Treasury Wine Estates (TWE) delivered an excellent set of first half numbers and remains a core long-term holding in my opinion. In fact, I am of the view TWE is the number one alcoholic beverage exposure in the world due to its unique nature as a pure premium wine exposure. All other alcoholic beverage stocks we look at either have lower margin beer or spirits in their portfolio, which reduces their attractiveness.
TWE shares had rallied hard so far in 2017, and it wasn’t unsurprising to see a slight pullback in the stock in reaction to confirmation of strong earnings. A classic ‘sell the fact’ response from the trading community and fast money which provides another buying opportunity for investors in what I believe is a structural global growth stock.
Let’s look at the highlights of the 1H result:
Reported net profit after tax $136.2m, more than double the prior year.
Reported Earnings Per Share (EPS) 18.5 cents per share, more than double prior year.
Reported EBITS $226.8m , up +59%, higher than full year 2015 EBITS.
All regions delivered double digit EBITS growth in 1HFY17
EBITS margin accretion reported: up +4.3ppts to 17.5%
Strong cash conversion at 104%
Interim dividend 13.0 cents per share, unfranked. 5 cents higher than the prior period (+63%)
High teens EBITS margin expected by FY18.
While expectations were high for the TWE result, the result clearly beat consensus expectations and has led to +4% to 6% upgrades to FY17 full year numbers by the analyst community. These consensus earnings forecast upgrades were essential for the outperformance of TWE shares to continue.
TWE consensus FY17 EPS forecasts: going up

Without doubt, the highlight of TWE’s very strong 1H17 result was its Asian performance. EBITs grew at +76% year on year and +39% half-on-half. Volumes grew +42%.
The analyst community and myself expect this to continue. There are a number of drivers of this and I will quote directly from Morgan Stanley research on these points.
1. The launch of TWE’s American-made wine in November which still only represents a single-digit share of total Asia volume. As we show in the exhibit below, we think Asia ANZ-made wine is 10x the volume of US-made wine. Clearly there is a significant opportunity to grow US-made wine into Asia.

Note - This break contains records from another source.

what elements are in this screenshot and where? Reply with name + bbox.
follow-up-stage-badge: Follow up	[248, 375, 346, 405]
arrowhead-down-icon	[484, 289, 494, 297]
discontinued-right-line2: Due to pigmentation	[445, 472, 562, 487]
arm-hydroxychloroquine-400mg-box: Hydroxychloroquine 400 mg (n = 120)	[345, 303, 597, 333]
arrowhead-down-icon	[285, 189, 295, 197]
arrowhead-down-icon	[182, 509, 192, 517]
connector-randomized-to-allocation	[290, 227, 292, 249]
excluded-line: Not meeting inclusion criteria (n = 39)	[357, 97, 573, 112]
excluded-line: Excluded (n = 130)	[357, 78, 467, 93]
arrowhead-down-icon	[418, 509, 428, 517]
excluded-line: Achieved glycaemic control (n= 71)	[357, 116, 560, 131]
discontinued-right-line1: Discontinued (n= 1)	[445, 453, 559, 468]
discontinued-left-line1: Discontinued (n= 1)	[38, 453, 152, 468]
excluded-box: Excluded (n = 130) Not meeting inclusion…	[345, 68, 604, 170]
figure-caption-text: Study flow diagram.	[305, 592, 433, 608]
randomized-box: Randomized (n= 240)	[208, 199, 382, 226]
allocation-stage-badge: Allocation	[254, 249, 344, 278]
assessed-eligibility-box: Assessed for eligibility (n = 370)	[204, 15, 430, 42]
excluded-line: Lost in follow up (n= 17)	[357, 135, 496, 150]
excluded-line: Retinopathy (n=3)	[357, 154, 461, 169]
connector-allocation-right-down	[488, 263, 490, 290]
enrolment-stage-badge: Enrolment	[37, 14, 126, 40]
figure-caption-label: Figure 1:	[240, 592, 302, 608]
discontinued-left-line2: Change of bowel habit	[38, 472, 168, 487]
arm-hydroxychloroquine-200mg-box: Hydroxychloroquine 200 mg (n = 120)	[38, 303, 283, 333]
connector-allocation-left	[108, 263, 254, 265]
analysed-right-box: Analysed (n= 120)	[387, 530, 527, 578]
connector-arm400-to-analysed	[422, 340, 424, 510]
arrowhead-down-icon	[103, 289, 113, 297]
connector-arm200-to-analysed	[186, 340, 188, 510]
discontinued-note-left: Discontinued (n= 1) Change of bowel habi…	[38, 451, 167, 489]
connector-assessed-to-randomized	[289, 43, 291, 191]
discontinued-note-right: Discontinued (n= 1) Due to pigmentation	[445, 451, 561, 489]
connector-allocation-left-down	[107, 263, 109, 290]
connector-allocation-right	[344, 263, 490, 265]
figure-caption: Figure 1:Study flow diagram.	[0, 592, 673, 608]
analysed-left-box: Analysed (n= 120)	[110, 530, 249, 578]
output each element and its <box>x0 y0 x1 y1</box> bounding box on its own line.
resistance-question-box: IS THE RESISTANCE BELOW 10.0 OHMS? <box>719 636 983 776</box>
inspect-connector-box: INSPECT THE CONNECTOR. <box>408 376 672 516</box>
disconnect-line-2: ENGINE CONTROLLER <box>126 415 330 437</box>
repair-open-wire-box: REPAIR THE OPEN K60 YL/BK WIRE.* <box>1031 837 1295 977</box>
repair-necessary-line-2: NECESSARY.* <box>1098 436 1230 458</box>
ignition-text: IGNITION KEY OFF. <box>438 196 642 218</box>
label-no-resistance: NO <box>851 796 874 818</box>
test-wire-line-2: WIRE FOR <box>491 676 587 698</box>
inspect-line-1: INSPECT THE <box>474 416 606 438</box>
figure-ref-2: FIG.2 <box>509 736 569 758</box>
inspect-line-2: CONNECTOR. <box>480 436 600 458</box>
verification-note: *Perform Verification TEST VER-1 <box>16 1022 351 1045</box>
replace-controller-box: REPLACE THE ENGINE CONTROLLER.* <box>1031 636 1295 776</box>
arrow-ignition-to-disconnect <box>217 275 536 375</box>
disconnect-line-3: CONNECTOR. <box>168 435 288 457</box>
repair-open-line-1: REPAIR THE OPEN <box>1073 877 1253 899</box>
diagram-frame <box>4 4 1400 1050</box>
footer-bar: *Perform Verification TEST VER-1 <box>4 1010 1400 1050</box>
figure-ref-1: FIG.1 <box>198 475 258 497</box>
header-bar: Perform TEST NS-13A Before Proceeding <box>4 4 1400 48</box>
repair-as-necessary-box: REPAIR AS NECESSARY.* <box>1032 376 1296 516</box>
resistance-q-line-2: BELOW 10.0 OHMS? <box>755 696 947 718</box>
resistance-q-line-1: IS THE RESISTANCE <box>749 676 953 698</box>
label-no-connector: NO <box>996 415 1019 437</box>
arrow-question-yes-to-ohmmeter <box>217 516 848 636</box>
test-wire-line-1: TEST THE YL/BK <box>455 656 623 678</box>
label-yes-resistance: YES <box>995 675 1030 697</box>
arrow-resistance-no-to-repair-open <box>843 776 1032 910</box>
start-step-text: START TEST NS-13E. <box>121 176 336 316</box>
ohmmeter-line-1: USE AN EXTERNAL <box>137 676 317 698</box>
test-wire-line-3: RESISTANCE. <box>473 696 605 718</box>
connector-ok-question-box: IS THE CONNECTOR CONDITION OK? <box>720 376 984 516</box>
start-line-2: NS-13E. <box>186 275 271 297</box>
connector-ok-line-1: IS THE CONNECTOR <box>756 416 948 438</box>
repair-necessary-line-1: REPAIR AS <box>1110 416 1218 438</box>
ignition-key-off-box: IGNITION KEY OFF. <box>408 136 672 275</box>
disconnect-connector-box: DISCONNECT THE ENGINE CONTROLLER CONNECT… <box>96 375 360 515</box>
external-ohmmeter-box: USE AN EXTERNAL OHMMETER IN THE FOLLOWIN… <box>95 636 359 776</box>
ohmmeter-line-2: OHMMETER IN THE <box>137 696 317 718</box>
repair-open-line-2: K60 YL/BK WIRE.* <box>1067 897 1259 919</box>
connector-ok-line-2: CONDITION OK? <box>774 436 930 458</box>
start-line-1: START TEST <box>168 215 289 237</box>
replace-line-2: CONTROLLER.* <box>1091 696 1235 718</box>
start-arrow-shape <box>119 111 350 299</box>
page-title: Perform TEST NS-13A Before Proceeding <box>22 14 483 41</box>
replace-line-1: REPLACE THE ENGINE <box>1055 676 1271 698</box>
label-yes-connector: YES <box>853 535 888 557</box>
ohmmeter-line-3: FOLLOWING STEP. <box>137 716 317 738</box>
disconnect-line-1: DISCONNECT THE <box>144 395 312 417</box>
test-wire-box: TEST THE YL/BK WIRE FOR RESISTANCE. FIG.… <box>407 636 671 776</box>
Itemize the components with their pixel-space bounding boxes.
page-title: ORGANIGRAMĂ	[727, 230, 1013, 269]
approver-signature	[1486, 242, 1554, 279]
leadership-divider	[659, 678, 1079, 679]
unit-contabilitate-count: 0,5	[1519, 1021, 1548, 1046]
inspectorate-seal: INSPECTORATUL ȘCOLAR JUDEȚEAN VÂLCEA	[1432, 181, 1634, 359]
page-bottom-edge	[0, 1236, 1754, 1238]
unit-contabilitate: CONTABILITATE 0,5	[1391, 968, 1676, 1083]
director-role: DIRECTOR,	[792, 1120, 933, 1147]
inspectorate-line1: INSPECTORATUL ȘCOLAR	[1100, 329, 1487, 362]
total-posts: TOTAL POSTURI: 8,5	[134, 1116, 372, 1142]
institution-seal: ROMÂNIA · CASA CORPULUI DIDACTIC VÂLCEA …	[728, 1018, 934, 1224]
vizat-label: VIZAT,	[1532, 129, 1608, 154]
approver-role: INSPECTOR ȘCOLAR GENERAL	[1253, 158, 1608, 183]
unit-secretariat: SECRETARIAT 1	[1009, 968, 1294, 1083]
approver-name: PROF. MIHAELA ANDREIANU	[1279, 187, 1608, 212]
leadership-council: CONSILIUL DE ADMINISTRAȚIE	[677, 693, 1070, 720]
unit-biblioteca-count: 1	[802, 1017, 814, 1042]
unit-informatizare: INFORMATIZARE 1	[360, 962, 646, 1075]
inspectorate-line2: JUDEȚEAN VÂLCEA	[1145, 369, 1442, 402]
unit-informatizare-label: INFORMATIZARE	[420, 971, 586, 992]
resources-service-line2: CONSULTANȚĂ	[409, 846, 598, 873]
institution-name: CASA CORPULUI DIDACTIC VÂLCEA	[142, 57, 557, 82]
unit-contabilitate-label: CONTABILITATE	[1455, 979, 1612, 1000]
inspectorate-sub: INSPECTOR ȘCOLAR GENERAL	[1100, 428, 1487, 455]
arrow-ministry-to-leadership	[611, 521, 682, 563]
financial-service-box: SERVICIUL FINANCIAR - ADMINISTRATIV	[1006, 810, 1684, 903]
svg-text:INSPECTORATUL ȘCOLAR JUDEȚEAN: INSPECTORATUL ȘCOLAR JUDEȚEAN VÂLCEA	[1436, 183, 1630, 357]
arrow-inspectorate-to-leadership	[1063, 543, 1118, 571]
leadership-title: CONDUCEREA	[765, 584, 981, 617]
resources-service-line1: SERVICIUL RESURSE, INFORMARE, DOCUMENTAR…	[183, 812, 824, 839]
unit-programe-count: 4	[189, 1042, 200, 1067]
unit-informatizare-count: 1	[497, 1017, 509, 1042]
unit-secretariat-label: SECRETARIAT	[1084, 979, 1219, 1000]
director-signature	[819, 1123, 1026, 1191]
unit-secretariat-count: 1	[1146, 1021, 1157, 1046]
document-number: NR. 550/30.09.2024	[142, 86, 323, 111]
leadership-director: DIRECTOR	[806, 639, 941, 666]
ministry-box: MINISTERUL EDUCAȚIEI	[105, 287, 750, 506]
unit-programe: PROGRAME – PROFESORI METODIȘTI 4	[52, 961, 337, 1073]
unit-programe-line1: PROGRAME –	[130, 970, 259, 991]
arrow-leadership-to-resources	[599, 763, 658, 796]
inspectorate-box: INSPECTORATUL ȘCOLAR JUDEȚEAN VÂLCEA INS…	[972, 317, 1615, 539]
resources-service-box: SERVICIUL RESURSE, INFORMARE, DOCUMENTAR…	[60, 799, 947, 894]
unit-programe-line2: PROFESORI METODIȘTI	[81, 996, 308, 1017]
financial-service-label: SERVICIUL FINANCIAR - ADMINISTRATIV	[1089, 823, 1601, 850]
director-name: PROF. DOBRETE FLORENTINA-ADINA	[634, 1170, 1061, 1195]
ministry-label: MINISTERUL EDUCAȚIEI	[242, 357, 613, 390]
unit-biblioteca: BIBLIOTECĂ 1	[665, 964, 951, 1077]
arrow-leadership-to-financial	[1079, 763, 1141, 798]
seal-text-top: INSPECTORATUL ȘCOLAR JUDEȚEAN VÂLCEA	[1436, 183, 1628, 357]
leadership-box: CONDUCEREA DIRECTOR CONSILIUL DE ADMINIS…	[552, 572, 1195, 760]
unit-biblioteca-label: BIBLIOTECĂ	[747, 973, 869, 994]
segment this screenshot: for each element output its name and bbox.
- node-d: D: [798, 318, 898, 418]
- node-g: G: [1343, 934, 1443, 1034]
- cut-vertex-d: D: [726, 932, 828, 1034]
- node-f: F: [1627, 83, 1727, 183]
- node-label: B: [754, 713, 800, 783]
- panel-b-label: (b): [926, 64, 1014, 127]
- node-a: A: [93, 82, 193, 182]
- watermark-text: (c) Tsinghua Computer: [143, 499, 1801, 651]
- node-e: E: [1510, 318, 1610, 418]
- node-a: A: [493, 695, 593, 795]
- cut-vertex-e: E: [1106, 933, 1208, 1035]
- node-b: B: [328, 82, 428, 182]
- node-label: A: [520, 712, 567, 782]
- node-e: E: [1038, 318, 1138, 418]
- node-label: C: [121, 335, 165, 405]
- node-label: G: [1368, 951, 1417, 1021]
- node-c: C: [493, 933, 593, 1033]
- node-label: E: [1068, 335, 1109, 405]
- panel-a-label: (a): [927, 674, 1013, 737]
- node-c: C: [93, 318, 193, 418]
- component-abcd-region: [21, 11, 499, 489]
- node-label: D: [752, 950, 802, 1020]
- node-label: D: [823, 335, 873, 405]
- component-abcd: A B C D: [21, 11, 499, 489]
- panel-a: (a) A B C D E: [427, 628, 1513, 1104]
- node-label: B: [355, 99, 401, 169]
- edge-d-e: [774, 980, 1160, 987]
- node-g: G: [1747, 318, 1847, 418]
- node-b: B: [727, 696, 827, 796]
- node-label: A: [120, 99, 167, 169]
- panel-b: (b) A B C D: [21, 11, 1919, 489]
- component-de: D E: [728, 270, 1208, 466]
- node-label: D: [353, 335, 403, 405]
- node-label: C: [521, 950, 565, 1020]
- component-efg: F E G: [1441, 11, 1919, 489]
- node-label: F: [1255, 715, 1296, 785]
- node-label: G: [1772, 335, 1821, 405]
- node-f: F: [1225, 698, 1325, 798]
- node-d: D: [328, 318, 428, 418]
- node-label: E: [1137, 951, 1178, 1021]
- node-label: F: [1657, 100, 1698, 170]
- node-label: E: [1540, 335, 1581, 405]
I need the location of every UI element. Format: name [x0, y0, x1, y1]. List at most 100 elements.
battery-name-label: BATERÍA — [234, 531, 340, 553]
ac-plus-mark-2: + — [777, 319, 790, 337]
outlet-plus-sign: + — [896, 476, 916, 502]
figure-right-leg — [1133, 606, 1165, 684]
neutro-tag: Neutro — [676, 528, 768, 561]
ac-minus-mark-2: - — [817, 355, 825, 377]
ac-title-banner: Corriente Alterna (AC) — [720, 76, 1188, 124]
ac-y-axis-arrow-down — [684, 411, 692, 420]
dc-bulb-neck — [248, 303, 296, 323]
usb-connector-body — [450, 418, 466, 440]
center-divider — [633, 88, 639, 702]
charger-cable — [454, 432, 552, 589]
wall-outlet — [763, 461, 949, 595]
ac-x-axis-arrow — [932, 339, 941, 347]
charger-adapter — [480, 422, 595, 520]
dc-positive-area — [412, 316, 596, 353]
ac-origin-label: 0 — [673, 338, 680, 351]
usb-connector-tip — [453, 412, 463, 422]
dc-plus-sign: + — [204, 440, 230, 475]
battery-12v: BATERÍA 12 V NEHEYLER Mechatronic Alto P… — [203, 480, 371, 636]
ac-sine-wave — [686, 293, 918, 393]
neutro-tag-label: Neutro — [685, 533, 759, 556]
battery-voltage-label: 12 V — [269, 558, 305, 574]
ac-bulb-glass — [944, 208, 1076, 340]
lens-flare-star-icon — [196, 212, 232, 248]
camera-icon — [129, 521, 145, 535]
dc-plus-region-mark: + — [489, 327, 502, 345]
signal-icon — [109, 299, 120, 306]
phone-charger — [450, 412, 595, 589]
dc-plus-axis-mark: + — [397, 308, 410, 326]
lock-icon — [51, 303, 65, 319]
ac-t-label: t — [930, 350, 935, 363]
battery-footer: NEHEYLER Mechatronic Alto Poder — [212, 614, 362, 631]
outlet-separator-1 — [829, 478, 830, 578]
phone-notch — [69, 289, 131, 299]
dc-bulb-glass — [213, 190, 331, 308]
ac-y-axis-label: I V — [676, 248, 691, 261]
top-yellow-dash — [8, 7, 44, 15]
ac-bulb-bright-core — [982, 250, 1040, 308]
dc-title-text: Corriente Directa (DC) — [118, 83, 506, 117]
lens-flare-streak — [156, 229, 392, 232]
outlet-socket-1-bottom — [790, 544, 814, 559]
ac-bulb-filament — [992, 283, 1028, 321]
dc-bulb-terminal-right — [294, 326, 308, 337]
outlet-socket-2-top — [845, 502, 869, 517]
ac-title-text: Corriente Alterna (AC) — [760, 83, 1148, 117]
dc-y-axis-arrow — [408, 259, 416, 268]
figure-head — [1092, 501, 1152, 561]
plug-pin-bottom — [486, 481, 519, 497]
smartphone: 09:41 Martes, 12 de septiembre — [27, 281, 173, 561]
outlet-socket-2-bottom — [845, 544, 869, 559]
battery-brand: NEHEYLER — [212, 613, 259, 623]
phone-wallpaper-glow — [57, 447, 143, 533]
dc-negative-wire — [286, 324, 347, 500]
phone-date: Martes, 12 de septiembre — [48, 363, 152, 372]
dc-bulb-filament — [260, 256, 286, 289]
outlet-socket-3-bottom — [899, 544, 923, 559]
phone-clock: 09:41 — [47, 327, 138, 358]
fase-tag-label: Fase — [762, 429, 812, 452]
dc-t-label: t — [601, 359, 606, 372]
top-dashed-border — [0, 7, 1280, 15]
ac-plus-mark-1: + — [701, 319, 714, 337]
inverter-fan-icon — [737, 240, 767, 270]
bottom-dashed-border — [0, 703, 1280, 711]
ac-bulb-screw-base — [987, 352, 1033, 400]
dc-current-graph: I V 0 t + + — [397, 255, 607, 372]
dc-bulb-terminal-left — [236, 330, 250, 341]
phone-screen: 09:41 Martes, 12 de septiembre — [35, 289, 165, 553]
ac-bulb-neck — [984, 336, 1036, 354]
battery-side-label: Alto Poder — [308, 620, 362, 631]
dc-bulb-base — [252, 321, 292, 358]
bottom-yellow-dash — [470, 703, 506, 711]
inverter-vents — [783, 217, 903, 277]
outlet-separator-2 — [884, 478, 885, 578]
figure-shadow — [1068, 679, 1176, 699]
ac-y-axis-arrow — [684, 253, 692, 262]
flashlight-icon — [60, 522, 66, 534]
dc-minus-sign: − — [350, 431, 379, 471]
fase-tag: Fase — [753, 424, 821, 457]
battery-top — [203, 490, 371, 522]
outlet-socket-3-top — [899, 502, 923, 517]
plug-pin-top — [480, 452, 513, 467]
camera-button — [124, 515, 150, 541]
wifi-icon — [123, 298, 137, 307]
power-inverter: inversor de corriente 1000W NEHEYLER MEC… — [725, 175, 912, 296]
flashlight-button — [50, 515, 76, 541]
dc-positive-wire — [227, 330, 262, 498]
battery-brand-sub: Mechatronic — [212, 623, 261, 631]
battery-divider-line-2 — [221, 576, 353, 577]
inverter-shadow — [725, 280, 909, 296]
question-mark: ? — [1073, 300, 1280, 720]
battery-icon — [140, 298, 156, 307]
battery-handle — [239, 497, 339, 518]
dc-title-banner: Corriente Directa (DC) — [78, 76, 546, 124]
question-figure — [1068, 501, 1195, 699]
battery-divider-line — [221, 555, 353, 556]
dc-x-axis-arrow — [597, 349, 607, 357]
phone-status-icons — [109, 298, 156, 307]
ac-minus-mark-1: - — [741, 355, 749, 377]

2. Price increases taken on flagship Penfolds and Wold Blass products. Asia NSR per case reduced from $130 to $128 on category mix, hence price rises aren’t as visible as they might have otherwise been.

We see structural growth into the Asian “masstige” market.

The other clear opportunity for TWE is turning around its US division.
It’s worth noting that TWE’s US margins are currently well below peer Constellation Brands (STZ.US).

Constellation Brands recently gave the market guidance for its wine and spirits business for FY18 to 20. They expect low to mid-single digit volume growth, mid-single digit sales growth, and mid to high single digit EBIT growth. The company expects margins in the America’s business to expand to 28% by FY20. This compares with the 1HFY17 EBITS margins of 16%.
While Constellations business is larger in size, we believe that premiumisation, faster growth in the US wine category as well as supply chain initiatives and cost outs will help close some of the gap between Constellation’s margins and TWE’s, in favour of TWE.
Similarly, we wouldn’t be surprised to see TWE make another major US acquisition in the next few months to build scale. It’s interesting that CEO Michael Clarke will be splitting his time between the US and Australia from now on. My fund would support a TWE issue to buy more scale in the US.
The table below compares investment metrics for TWE’s global peer group. You can see the stock ranks well on relative valuations and compound EPS growth forecasts

All in all, the TWE result was excellent and confirms my view that this is a structural growth stock in a structurally growing sector. Management continues to execute the growth strategy very well and shareholders are being rewarded with earnings and dividend growth.
I believe this is going to continue and I think the stock has the potential to surprise us all on where it heads to over the next three years. I am of the view it will be re-rated to a global luxury goods multiple, particularly given its increasing leverage to the high-end Asian consumer.
Morgan Stanley finished their post results research note with the following: I agree with this thesis.
We lift our price target from A$13 to A$14 on 2% EBIT upgrades across FY17-FY19e and on lifting our long-term (FY28) EBITS margin forecast from 26% to 27%. We view valuation as attractive at 22.5x FY18e P/E, which compares with global peers trading on 18-28x P/E in light of TWE’s expected FY16-FY20e EPS CAGR of c.20%. As consensus lifts earnings forecasts, we see the shares outperforming.
Let your winners run: TWE is a winner.